Romanzo psicologico e metanarrativo, “Breath” di Roberto Pecoraro si interroga sul futuro della scrittura e sul senso della letteratura, rifiutando le derive commerciali del presente a uso e consumo del mercato. Un espediente narrativo che lo scrittore agrigentino padroneggia con abilità
Breath, respiro, respirare. “Sono uscito da quelle stanze e sto bene. Osservo il mondo, provo a viverlo. Senza attese, senza progetti. Agisco. Respiro. Vivo” (pag.128). “Scrivere serve? Che senso ha scrivere della vita? C’è la vita per questo. Ho sbagliato. Scrivevo. Ora preferisco vivere. Scrivo gli attimi che ci sono adesso” (pag.132). Sono queste alcune frasi che si leggono nelle ultime pagine del romanzo Breath (136 pagine, 12 euro) di Roberto Pecoraro, pubblicato da Algra, in cui il narratore in posizione omodiegetica esplica il suo rifiuto della letteratura commerciale, prodotta esclusivamente a “uso e consumo del mercato… Che senso ha produrre storie come se fossero elementi da bancone?” (pag.123).

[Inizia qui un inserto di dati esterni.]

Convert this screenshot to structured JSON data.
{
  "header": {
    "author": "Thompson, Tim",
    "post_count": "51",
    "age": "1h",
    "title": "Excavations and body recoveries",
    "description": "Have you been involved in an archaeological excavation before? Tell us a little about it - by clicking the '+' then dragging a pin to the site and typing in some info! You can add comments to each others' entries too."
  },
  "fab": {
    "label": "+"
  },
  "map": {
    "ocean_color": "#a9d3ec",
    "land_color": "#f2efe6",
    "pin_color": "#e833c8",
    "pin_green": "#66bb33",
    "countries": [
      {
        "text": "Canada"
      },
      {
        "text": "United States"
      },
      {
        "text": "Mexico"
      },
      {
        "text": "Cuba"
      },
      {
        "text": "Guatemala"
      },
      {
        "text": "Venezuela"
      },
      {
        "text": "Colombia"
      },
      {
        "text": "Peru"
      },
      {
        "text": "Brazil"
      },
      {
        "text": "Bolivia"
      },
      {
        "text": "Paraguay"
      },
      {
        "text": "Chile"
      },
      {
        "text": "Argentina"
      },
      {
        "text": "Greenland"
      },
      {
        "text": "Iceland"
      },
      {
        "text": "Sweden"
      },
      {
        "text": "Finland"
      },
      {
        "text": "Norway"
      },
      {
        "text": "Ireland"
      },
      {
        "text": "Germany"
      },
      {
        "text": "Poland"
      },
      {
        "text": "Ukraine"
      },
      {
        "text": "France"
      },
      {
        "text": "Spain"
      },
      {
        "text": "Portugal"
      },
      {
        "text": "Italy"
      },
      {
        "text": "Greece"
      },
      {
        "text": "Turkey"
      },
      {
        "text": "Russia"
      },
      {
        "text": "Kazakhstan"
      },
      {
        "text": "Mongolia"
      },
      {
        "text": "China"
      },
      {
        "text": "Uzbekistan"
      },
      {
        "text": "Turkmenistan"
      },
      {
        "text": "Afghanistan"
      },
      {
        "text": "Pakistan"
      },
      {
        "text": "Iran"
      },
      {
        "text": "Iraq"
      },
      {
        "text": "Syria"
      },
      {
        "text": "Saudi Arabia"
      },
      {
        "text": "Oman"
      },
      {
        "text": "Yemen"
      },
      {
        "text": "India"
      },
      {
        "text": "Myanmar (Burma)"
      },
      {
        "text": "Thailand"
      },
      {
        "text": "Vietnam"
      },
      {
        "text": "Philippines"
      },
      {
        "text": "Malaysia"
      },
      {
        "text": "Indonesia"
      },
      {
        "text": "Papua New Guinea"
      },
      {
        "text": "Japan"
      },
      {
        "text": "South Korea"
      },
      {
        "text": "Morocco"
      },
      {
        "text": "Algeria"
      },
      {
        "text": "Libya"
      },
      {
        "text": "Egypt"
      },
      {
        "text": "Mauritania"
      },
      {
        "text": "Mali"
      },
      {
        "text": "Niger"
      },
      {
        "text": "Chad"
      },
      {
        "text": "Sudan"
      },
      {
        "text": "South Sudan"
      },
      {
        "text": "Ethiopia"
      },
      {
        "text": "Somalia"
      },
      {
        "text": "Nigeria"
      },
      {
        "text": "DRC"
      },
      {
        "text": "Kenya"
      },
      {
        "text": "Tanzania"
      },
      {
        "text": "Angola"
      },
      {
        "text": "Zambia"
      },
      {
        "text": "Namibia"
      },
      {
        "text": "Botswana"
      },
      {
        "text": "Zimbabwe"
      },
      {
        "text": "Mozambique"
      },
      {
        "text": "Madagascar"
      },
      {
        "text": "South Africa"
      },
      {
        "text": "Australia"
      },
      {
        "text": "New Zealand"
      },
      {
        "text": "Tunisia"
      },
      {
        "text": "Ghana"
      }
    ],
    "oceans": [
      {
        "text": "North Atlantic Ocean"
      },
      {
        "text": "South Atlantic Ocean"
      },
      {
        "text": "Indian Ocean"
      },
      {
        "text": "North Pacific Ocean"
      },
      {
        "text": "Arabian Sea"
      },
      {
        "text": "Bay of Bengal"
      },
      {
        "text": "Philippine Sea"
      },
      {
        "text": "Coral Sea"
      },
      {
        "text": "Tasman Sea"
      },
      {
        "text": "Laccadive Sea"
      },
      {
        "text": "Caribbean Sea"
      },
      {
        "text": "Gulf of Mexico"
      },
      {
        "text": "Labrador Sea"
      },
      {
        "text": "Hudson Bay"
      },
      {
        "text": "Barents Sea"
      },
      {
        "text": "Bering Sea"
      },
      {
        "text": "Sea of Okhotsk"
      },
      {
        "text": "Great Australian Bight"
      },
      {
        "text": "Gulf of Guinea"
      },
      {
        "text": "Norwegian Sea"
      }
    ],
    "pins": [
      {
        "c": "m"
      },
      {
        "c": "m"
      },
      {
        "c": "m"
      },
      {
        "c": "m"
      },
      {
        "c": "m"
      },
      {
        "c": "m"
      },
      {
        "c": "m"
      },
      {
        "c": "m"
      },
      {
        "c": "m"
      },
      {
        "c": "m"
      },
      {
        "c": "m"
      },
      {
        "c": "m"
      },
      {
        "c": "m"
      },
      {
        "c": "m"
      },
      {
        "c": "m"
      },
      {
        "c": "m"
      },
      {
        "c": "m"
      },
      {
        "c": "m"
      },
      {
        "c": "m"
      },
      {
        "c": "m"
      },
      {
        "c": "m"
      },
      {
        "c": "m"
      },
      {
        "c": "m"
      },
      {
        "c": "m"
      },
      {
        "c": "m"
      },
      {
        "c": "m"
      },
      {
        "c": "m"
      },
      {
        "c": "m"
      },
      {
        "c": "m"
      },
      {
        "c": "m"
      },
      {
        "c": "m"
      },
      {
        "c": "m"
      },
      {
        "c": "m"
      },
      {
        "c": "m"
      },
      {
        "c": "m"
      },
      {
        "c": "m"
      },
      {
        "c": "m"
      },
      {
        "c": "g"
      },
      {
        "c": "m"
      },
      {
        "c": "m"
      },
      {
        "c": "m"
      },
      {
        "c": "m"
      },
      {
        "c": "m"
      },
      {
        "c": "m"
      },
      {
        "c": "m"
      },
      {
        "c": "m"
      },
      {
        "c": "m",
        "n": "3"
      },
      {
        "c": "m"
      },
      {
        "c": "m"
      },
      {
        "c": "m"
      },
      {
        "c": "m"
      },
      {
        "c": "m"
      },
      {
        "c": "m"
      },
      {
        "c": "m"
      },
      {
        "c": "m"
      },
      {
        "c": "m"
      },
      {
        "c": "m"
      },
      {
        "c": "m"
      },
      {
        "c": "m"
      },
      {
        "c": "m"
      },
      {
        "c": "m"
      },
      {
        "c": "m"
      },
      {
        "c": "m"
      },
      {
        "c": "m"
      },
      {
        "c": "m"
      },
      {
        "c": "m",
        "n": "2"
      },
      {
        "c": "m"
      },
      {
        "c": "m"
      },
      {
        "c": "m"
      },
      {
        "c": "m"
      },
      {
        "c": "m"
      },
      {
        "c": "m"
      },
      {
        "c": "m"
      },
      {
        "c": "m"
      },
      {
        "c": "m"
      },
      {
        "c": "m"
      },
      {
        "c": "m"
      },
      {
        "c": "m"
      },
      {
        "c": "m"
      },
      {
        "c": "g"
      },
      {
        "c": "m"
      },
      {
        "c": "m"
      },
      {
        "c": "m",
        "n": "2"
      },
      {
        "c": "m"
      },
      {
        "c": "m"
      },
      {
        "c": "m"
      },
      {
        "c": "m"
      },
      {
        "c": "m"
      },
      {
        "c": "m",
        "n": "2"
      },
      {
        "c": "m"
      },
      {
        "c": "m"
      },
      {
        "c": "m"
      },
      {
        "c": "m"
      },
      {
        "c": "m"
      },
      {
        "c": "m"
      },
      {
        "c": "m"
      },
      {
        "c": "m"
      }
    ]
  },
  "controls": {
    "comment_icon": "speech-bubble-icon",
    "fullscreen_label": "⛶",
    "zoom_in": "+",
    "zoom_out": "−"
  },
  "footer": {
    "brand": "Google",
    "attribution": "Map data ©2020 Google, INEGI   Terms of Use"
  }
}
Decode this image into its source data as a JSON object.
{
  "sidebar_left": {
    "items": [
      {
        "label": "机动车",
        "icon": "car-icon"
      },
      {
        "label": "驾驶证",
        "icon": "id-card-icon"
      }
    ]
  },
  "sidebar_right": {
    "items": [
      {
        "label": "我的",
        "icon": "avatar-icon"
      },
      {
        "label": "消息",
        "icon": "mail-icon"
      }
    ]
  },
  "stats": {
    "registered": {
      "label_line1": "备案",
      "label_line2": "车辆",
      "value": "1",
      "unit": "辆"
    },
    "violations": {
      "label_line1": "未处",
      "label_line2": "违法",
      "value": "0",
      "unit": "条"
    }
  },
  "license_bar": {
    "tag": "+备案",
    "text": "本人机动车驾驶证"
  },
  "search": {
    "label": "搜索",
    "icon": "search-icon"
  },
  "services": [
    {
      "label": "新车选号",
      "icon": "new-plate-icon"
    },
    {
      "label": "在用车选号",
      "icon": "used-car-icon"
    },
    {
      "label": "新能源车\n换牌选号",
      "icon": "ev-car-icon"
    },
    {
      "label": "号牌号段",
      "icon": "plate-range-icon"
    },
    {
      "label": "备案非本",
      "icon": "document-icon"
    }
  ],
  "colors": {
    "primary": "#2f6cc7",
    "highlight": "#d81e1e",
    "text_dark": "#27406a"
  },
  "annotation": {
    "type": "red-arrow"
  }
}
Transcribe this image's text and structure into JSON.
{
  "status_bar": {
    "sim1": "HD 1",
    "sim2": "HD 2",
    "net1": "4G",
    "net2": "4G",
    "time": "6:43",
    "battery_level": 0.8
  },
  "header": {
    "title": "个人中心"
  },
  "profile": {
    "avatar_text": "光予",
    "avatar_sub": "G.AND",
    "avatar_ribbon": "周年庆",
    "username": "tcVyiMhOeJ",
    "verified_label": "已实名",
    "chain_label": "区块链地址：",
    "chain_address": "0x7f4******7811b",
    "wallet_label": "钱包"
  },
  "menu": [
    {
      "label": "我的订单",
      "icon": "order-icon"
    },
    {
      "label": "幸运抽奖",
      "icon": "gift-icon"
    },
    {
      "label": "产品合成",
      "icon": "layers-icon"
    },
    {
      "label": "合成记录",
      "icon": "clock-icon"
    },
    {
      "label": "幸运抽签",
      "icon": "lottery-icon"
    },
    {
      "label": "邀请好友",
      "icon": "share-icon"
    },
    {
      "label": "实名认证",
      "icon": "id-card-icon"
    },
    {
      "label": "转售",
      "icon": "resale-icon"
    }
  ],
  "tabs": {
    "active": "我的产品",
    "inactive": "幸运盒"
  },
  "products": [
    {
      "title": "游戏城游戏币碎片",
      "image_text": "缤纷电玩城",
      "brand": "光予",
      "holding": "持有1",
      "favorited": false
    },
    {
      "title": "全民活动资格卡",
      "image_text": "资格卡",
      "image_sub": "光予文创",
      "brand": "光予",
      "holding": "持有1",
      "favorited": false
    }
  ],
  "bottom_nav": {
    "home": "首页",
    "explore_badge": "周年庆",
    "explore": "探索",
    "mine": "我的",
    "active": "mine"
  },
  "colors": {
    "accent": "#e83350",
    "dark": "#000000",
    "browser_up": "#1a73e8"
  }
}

E tale denuncia è accompagnata dall’interruzione, infatti il lettore quando è già profondamente immerso nella storia e nelle vicende dei vari personaggi della narrazione , questa s’interrompe e il narratore da eterodiegetico quale era nel proporre eventi, pensieri, modi di essere e di agire dei protagonisti, quali Giovanni e Giacomo,Davide ed Elisabetta, etc…., comincia a partire dal cap. 36, un lungo discorso in cui narra se stesso, indaga nella sua psiche, nei suoi pensieri, insomma nella sua essenza interiore e s’interroga anche e soprattutto sul senso e sul valore della scrittura.
Da narratore a lettore
“Ho iniziato a scrivere questo lavoro improvvisandomi quel romanziere che non sarò mai… Saranno, forse, queste parole a seppellire definitivamente il male che mi affligge?” (pag.101), “Le mie parole sono niente. Come me. Come te che leggi” (pag.129) continua a dire il narratore rivolgendosi al lettore, eppure deve ammettere alla fine che scriverà ”come se non dovesse finire mai. Come respiro. Il respiro è sicuro”. Dunque il lettore non può non desumere che la scrittura è vita, è respiro, esistenza vera, quale quella che si vive, immergendosi nelle vie del mondo, opzione alla fine scelta dal narratore-protagonista perché sulla strada “ogni cosa” gli “parla”. Né mancano in itinere nella prima parte del romanzo altri interventi del narratore (capitoli 5,16, 26, 30) che poi, nella seconda parte, come si è già rilevato, assume il ruolo di protagonista indagatore di se stesso, della sua confusa ed eterogenea modalità di essere.